For two random variables $(X,Y)$, the MGF can be defined as $M_{XY}(s,t) = E[e^{sX+tY}]$.
Find $M_{XY}(s,t)$ when $X$ and $Y$ are two jointly normal random variables with $E[X] = μ_X,E[Y] = μ_Y ,Var(X) = σ_X^2 ,Var(Y) = σ_Y^2 ,ρ(X,Y) = ρ.$
For two random variables $(X,Y)$, the MGF can be defined as $M_{XY}(s,t) = E[e^{sX+tY}]$.

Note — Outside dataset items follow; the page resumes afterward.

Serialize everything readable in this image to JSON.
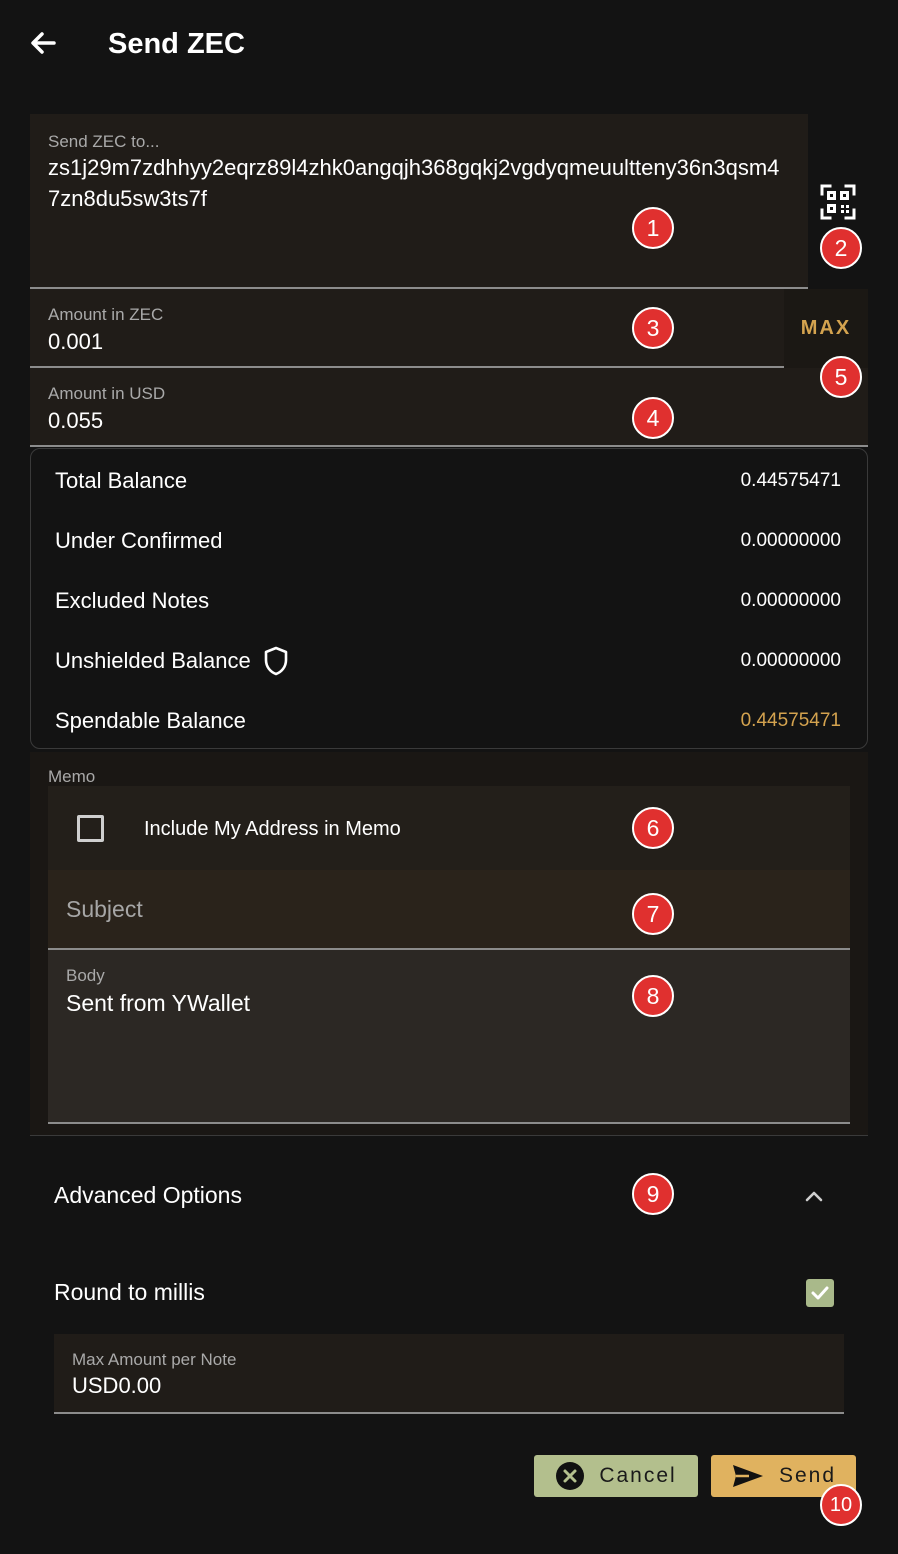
{
  "header": {
    "title": "Send ZEC"
  },
  "send_to": {
    "label": "Send ZEC to...",
    "value": "zs1j29m7zdhhyy2eqrz89l4zhk0angqjh368gqkj2vgdyqmeuultteny36n3qsm47zn8du5sw3ts7f"
  },
  "amount_zec": {
    "label": "Amount in ZEC",
    "value": "0.001"
  },
  "max_button": "MAX",
  "amount_usd": {
    "label": "Amount in USD",
    "value": "0.055"
  },
  "balances": [
    {
      "label": "Total Balance",
      "value": "0.44575471"
    },
    {
      "label": "Under Confirmed",
      "value": "0.00000000"
    },
    {
      "label": "Excluded Notes",
      "value": "0.00000000"
    },
    {
      "label": "Unshielded Balance",
      "value": "0.00000000",
      "icon": "shield-icon"
    },
    {
      "label": "Spendable Balance",
      "value": "0.44575471",
      "color": "#d4a34f"
    }
  ],
  "memo": {
    "label": "Memo",
    "include_address_label": "Include My Address in Memo",
    "include_address_checked": false,
    "subject_placeholder": "Subject",
    "body_label": "Body",
    "body_value": "Sent from YWallet"
  },
  "advanced": {
    "label": "Advanced Options",
    "expanded": true,
    "round_label": "Round to millis",
    "round_checked": true,
    "max_note_label": "Max Amount per Note",
    "max_note_value": "USD0.00"
  },
  "buttons": {
    "cancel": "Cancel",
    "send": "Send"
  },
  "annotations": [
    "1",
    "2",
    "3",
    "4",
    "5",
    "6",
    "7",
    "8",
    "9",
    "10"
  ],
  "colors": {
    "background": "#131313",
    "accent": "#d4a34f",
    "cancel": "#b3bf8d",
    "send": "#e0b25f",
    "badge": "#e0302f"
  }
}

Find $M_{XY}(s,t)$ when $X$ and $Y$ are two jointly normal random variables with $E[X] = μ_X,E[Y] = μ_Y ,Var(X) = σ_X^2 ,Var(Y) = σ_Y^2 ,ρ(X,Y) = ρ.$
On
If $X, Y$ are normal random variables, then
$$ \left[ \begin{array}{c} X\\ Y \end{array} \right] \sim \mathcal{N} (\left[ \begin{array}{c} \mu_1\\ \mu_2 \end{array} \right], \left[ \begin{array}{cc} \sigma^2_X & \rho\sigma_Y\sigma_X\\ \rho\sigma_Y\sigma_X & \sigma^2_Y \end{array} \right]) $$
If $\mathbf{\Sigma}$ is the covariance matrix and $\mathbf{X}$ the column vector of the random variables, the probability density function will be:
$$f(\mathbf{X}) =\frac{e^{-\frac{1}{2}(\mathbf{X} - \mathbf{\mu})^T\mathbf{\Sigma^{-1}}(\mathbf{X} - \mathbf{\mu})}}{2\pi|\mathbf{\Sigma}|^\frac{1}{2}}$$
We also know that
$$E[e^{sX + tY}] = \iint f_{X, Y}(s, t)e^{sx + ty}dxdy$$
From then on, it's just a matter of calculations.
Hint: Let $Z=Y-cX$. Choose $c$ such that $EZX-EZEX=0$. We now have independence of $X$ and $Z$ since jointly normal variables are independent iff their covariance is $0$. Now $Ee^{sX+tY}=Ee^{(s+ct)X+tZ}=Ee^{(s+ct)X} Ee^{tZ}$.